The money is a crucial element of the district's so-called "transformation project," a push by the nation's third-largest school system to cut high-school dropout rates and improve the fortunes of students who do go on to college.
The $21 million figure is the second-largest total that Microsoft Chairman Bill Gates' foundation has awarded in a single grant to a school district. In 2000, the Gates Foundation awarded $26 million to the Seattle Public Schools.
"The impact of this grant will be long-lasting," Mayor Richard Daley said April 17 in an announcement at Crane High School, one of 14 high schools that initially will be targeted for a new core curriculum. The district has 93 high schools in all.
Only 54 percent of freshmen in the district eventually receive a high school diploma, and many who make it to college require remedial classes to catch up, a study by the Consortium on Chicago School Research at the University of Chicago found.
Often, too little attention is given to providing students with a rigorous curriculum, leading to poor preparedness for college and high dropout rates, said Tom Vander Ark, executive director of education for the Gates Foundation.

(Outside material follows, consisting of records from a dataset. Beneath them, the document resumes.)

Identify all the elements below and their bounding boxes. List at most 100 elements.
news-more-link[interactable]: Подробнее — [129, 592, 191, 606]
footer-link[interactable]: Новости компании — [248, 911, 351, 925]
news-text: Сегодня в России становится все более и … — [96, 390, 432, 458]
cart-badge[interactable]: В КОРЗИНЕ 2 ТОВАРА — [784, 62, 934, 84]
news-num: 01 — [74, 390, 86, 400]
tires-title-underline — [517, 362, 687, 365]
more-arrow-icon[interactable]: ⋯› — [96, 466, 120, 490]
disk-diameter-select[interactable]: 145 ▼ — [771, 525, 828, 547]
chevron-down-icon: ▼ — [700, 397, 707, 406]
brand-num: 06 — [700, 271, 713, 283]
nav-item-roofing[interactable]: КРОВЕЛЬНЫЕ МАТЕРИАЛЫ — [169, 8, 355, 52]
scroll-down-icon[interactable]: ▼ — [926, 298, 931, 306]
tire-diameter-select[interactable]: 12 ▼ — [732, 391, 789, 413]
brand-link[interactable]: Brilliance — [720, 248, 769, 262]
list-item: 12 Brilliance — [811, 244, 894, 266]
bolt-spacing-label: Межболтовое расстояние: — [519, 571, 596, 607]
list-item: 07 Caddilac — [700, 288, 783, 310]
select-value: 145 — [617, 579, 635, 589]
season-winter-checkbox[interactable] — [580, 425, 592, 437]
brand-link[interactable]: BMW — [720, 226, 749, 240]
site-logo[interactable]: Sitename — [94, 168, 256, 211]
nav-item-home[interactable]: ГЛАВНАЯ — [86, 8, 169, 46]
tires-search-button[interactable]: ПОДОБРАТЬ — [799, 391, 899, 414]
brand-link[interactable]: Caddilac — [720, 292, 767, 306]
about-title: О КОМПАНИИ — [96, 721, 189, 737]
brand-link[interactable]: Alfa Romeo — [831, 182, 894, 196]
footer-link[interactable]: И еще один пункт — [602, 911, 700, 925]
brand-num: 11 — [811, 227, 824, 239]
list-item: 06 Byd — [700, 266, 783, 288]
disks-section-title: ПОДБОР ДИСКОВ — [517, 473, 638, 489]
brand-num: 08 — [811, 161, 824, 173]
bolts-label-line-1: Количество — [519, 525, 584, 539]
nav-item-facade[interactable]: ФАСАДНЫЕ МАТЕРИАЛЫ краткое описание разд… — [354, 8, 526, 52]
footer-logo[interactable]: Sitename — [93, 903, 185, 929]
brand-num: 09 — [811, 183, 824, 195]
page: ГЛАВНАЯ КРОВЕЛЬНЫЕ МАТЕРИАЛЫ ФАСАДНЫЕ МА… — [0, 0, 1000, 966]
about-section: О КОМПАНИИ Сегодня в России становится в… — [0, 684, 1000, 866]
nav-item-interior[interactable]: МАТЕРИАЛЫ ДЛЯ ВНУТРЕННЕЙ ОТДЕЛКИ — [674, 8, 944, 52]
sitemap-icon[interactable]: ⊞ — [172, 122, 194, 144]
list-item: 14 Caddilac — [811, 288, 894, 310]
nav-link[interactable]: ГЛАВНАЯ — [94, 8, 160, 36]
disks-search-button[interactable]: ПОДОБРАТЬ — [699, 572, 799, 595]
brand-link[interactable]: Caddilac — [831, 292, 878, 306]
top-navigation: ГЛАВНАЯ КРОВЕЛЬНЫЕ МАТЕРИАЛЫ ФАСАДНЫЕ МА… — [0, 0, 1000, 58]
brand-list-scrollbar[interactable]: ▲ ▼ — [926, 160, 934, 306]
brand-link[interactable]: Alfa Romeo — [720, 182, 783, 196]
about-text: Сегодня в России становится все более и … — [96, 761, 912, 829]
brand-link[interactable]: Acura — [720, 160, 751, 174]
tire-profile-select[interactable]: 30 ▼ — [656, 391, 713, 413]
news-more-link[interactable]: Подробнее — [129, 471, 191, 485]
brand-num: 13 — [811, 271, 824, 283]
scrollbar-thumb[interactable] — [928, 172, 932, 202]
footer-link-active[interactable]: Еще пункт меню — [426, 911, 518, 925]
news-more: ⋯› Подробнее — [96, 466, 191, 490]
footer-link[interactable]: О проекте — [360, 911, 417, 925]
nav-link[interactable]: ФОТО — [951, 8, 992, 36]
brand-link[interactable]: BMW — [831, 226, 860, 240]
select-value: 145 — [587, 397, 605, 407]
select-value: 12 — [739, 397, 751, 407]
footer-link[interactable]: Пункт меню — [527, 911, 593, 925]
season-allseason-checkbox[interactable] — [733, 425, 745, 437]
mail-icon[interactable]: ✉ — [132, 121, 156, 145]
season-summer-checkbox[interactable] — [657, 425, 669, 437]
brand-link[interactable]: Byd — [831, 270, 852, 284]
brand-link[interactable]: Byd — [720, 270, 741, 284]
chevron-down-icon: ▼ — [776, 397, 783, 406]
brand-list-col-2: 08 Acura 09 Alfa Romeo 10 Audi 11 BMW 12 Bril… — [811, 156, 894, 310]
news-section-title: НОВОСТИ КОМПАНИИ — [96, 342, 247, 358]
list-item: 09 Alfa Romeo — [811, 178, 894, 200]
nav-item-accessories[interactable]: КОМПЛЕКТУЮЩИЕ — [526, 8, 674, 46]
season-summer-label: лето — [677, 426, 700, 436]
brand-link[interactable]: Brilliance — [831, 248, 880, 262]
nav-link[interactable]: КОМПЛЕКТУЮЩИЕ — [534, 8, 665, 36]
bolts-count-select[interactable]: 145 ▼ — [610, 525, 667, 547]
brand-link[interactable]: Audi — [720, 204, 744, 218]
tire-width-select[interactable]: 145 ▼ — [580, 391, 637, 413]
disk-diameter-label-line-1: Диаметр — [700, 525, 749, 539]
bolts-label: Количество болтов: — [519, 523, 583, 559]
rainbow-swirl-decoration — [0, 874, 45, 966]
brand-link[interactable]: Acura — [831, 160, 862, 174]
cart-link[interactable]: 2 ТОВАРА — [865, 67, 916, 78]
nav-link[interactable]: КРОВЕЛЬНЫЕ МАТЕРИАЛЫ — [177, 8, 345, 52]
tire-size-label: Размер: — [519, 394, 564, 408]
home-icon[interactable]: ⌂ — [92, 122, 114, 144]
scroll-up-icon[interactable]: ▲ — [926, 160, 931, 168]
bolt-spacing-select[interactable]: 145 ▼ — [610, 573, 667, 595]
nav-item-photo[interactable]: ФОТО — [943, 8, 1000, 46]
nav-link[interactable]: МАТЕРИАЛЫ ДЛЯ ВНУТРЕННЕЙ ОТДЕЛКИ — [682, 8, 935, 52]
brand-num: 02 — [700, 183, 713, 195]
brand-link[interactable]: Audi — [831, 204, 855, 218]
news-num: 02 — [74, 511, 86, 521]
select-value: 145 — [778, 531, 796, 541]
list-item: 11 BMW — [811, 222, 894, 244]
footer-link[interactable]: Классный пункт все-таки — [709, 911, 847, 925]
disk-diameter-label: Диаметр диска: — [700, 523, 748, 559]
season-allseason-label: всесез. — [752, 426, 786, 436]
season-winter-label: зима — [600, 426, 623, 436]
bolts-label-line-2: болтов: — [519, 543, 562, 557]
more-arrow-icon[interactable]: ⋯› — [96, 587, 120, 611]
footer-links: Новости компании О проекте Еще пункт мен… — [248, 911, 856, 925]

A primary goal of the grant is to align the district's curriculum from school to school. One problem with Chicago's current approach is that, from high school to high school, and even from grade to grade within high schools, students encounter different textbooks, standards, and systems of assessment. These different curricula often overlap or leave out key elements from one grade to the next, officials said.
Each school to benefit from the grant will choose from among two or three carefully researched instructional programs in English, math, and science. Each program will combine print and electronic resources to engage, stimulate, and challenge students, officials said. For instance, schools will be able to choose either Agile Mind or Carnegie Learning's Cognitive Tutor for their math curriculum.
These curricula will be aligned, officials said, so that if a student completes ninth grade using Agile Mind in one school, then transfers to another school using Cognitive Tutor, he or she will still be at the same point in the curriculum, even though the instructional strategies for each program might differ.
Professional development is another important part of the initiative. Instead of offering vague, general training, all professional development will focus on deploying the instructional strategies of each curriculum program in question, officials said.
In addition "every teacher in this program will have a laptop [with an] internet connection," said Angus Mairs, assistant director for the district's Office of Planning and Development. Getting laptops into the hands of teachers, and "allowing them to experiment," is the starting point for leveraging technology in the classroom, he said.